# Generic number type

## Problem

Question: Can I have a generic numeric data type in Haskell which covers `Integer`, `Rational`, `Double` and so on, like it is done in scripting languages like Perl and MatLab?

Answer: In principle you can define a type like

```data GenericNumber =
Integer Integer
| Rational Rational
| Double Double
```

and define appropriate instances for `Num` class et. al. However you will find that it is difficult to implement these methods in a way that is appropriate for each use case. There is simply no type that can emulate the others. Floating point numbers are imprecise - a/b*b=a does not hold in general. Rationals are precise but pi and sqrt 2 are not rational. That is, when using `GenericNumber`s you will encounter exactly the problems that all scripting language users have encountered so far (or ignored :-).
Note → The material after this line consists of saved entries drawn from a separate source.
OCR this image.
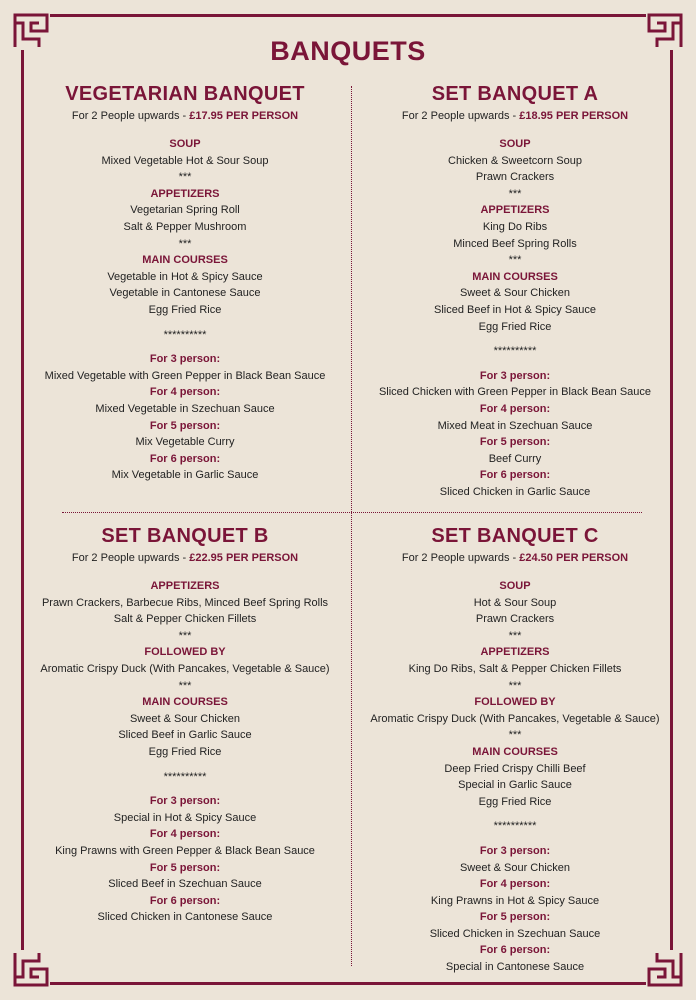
BANQUETS
VEGETARIAN BANQUET
For 2 People upwards - £17.95 PER PERSON
SOUP
Mixed Vegetable Hot & Sour Soup
***
APPETIZERS
Vegetarian Spring Roll
Salt & Pepper Mushroom
***
MAIN COURSES
Vegetable in Hot & Spicy Sauce
Vegetable in Cantonese Sauce
Egg Fried Rice
**********
For 3 person:
Mixed Vegetable with Green Pepper in Black Bean Sauce
For 4 person:
Mixed Vegetable in Szechuan Sauce
For 5 person:
Mix Vegetable Curry
For 6 person:
Mix Vegetable in Garlic Sauce
SET BANQUET A
For 2 People upwards - £18.95 PER PERSON
SOUP
Chicken & Sweetcorn Soup
Prawn Crackers
***
APPETIZERS
King Do Ribs
Minced Beef Spring Rolls
***
MAIN COURSES
Sweet & Sour Chicken
Sliced Beef in Hot & Spicy Sauce
Egg Fried Rice
**********
For 3 person:
Sliced Chicken with Green Pepper in Black Bean Sauce
For 4 person:
Mixed Meat in Szechuan Sauce
For 5 person:
Beef Curry
For 6 person:
Sliced Chicken in Garlic Sauce
SET BANQUET B
For 2 People upwards - £22.95 PER PERSON
APPETIZERS
Prawn Crackers, Barbecue Ribs, Minced Beef Spring Rolls
Salt & Pepper Chicken Fillets
***
FOLLOWED BY
Aromatic Crispy Duck (With Pancakes, Vegetable & Sauce)
***
MAIN COURSES
Sweet & Sour Chicken
Sliced Beef in Garlic Sauce
Egg Fried Rice
**********
For 3 person:
Special in Hot & Spicy Sauce
For 4 person:
King Prawns with Green Pepper & Black Bean Sauce
For 5 person:
Sliced Beef in Szechuan Sauce
For 6 person:
Sliced Chicken in Cantonese Sauce
SET BANQUET C
For 2 People upwards - £24.50 PER PERSON
SOUP
Hot & Sour Soup
Prawn Crackers
***
APPETIZERS
King Do Ribs, Salt & Pepper Chicken Fillets
***
FOLLOWED BY
Aromatic Crispy Duck (With Pancakes, Vegetable & Sauce)
***
MAIN COURSES
Deep Fried Crispy Chilli Beef
Special in Garlic Sauce
Egg Fried Rice
**********
For 3 person:
Sweet & Sour Chicken
For 4 person:
King Prawns in Hot & Spicy Sauce
For 5 person:
Sliced Chicken in Szechuan Sauce
For 6 person:
Special in Cantonese Sauce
A `GenericNumber` type would also negate the type safety that strongly typed numbers provide, putting the burden back on the programmer to make sure they are using numbers in a type-safe way. This can lead to subtle and hard-to-find bugs, for example, if some code ends up comparing two floating-point values for equality (usually a bad idea) without the programmer realizing it.

## Solutions

It is strongly advised to carefully check whether a GenericNumber is indeed useful for your application. So let's revisit some examples and their idiomatic solutions in plain Haskell 98.

### average

You may find it cumbersome to manually convert integers to fractional number types like in

```average :: Fractional a => [a] -> a
average xs = sum xs / fromIntegral (length xs)
```

and you may prefer

```average :: [GenericNumber] -> GenericNumber
average xs = sum xs / genericNumberLength xs
```

with an appropriate implementation of `genericNumberLength`. However, there is already `Data.List.genericLength` and you can write

```average :: Fractional a => [a] -> a
average xs = sum xs / genericLength xs
```

### ratios

You find it easy to write

```1 / 3 :: Rational
```

but uncomfortable that

```1 / floor pi :: Rational
```

does not work. The first example works, because the numeric literals `1` and `3` are interpreted as rationals itself. The second example fails, because `floor` always returns an `Integral` number type, where `Rational` is not an instance. You should use `%` instead. This constructs a fraction out of two integers:

```1 % 3 :: Rational
1 % floor pi :: Rational
```

### isSquare

It may seem irksome that `fromIntegral` is required in the function

```isSquare :: (Integral a) => a -> Bool
isSquare n = (floor . sqrt \$ fromIntegral n) ^ 2 == n
```

With a `GenericNumber` type, one could instead write

```isSquare :: GenericNumber -> Bool
isSquare n = (floor . sqrt \$ n) ^ 2 == n
```

but there is a subtle problem here: if the input happens to be represented internally by a non-integral type, this function will probably not work properly. This could be fixed by wrapping all occurrences of `n` by calls to `round`, but that's no easier (and less type-safe) than just including the call to `fromIntegral` in the first place. The point is that by using `GenericNumber` here, all opportunities for the type checker to warn you of problems is lost; now you, the programmer, must ensure that the underlying numeric types are always used correctly, which is made even harder by the fact that you can't inspect them.